Bands of Color, 2007, Oil on Panel, 30x40
Jayne asked me a question about whether my paintings are wet when I send them out and also about using varnish. So here is my very wordy answer to her quick question in the comments of my last post. Poor girl!
Most of the time I like to work fast. So over the past few years I have developed a manner of painting that facilitates that need I have, but is flexible enough to allow to plan and consider detail, which is another aspect of how I like to work.
And my one of my limitations right now is that, for the most part, I can only work during the day. Since I have always liked to work with glazes it was fairly easy to accommodate that sort of schedule, with just a few adjustments.
So to start with, I use oil paint straight from the tube, and in forming the image I end up wiping most of it off, so it is a pretty thin base. After having a lot of difficulties with the drying times at this stage (read here), I found that Gamblin paints dry faster and since they have a color that I like for the underpainting, I was able to switch over. It takes about two days for the underpainting to dry, so I usually do them on Fridays and then they are ready to go by Monday.
The rest of the color layers are mixed with liquin, and they generally dry overnight. Unless I do a thicker, more opaque layer. And there are a few colors and/or brands of paint that take longer to dry. But for the most part I paint a a layer or so on each painting each day. Which is why I paint in batches.
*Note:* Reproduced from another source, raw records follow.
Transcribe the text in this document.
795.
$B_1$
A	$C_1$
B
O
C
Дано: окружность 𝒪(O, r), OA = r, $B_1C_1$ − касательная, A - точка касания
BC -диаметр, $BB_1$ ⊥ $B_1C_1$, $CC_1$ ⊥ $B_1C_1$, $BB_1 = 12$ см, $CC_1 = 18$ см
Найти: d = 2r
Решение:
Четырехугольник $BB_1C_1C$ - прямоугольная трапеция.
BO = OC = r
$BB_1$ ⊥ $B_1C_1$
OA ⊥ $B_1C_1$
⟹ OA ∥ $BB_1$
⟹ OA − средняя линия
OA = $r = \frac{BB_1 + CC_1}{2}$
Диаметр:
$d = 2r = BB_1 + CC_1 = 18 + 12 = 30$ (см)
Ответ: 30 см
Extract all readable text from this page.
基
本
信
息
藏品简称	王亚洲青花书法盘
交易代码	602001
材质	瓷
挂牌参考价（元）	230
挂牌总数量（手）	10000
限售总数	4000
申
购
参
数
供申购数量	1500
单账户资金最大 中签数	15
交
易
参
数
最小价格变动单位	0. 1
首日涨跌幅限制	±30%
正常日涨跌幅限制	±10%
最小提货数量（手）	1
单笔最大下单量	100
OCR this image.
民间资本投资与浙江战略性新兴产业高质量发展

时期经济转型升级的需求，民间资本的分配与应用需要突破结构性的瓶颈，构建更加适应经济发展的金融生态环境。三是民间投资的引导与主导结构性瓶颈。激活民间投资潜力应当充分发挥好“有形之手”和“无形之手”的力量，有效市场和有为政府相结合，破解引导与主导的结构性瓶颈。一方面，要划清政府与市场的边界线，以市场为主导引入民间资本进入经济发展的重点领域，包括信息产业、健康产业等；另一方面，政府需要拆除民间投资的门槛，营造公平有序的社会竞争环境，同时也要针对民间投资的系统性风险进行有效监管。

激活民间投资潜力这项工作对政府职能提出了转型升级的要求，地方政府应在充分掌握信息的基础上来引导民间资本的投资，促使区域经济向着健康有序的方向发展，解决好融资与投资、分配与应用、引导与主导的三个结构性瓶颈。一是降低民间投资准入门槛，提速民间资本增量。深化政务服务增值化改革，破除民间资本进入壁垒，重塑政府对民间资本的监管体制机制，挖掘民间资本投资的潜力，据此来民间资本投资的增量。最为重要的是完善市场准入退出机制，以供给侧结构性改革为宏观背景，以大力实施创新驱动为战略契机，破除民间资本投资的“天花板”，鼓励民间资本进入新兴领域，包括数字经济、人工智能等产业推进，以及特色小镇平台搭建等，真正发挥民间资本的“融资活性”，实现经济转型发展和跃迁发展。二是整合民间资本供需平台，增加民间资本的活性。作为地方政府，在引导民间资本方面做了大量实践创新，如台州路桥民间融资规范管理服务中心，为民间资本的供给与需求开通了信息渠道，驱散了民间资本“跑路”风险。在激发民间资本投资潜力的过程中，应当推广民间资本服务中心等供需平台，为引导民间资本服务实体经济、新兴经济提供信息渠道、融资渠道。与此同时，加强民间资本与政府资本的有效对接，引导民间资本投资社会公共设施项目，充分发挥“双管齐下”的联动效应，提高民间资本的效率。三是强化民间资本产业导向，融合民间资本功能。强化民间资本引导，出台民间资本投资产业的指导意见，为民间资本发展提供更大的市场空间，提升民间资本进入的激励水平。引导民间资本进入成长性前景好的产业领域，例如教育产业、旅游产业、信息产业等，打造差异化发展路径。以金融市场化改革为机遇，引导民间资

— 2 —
By the end of a week or so, I have anywhere from one to a dozen paintings finished. Depending on scale of course. And my energy level. Heh.
Anyway, when I am finished with the color glazes, the surface has some spots that are shinier that others, because in some areas I use Liquin more than in other areas. So to even it out I brush a clear coat over the entire surface. This is not really for use as protection the way varnish is, it just evens out the dull spots and also brings out the color. A more matte finish would make the paintings look entirely different.
I have read conflicting opinions about using liquin as a varnish in some of the artist forums. But personally, I have always used it as a last coat (except for some experimenting in college) and have never had any problems with it. The pieces that I coated with Liquin 20 years ago in college, still look great (well except for a few dings from being stored poorly in garages, attics and barns over the years, but that's a whole different issue). I can rework the painting if I want to or repair it if necessary, without having to remove and then reapply varnish. The last coat dries overnight, although if I am going to pack it up for shipping, I try to wait at least a few days.
I know that most painters apply varnish, but I have to say that having to do that might be a deal breaker for me! I am way too lazy to deal with varnish. Guess that could be considered another one of my limitations. Heh.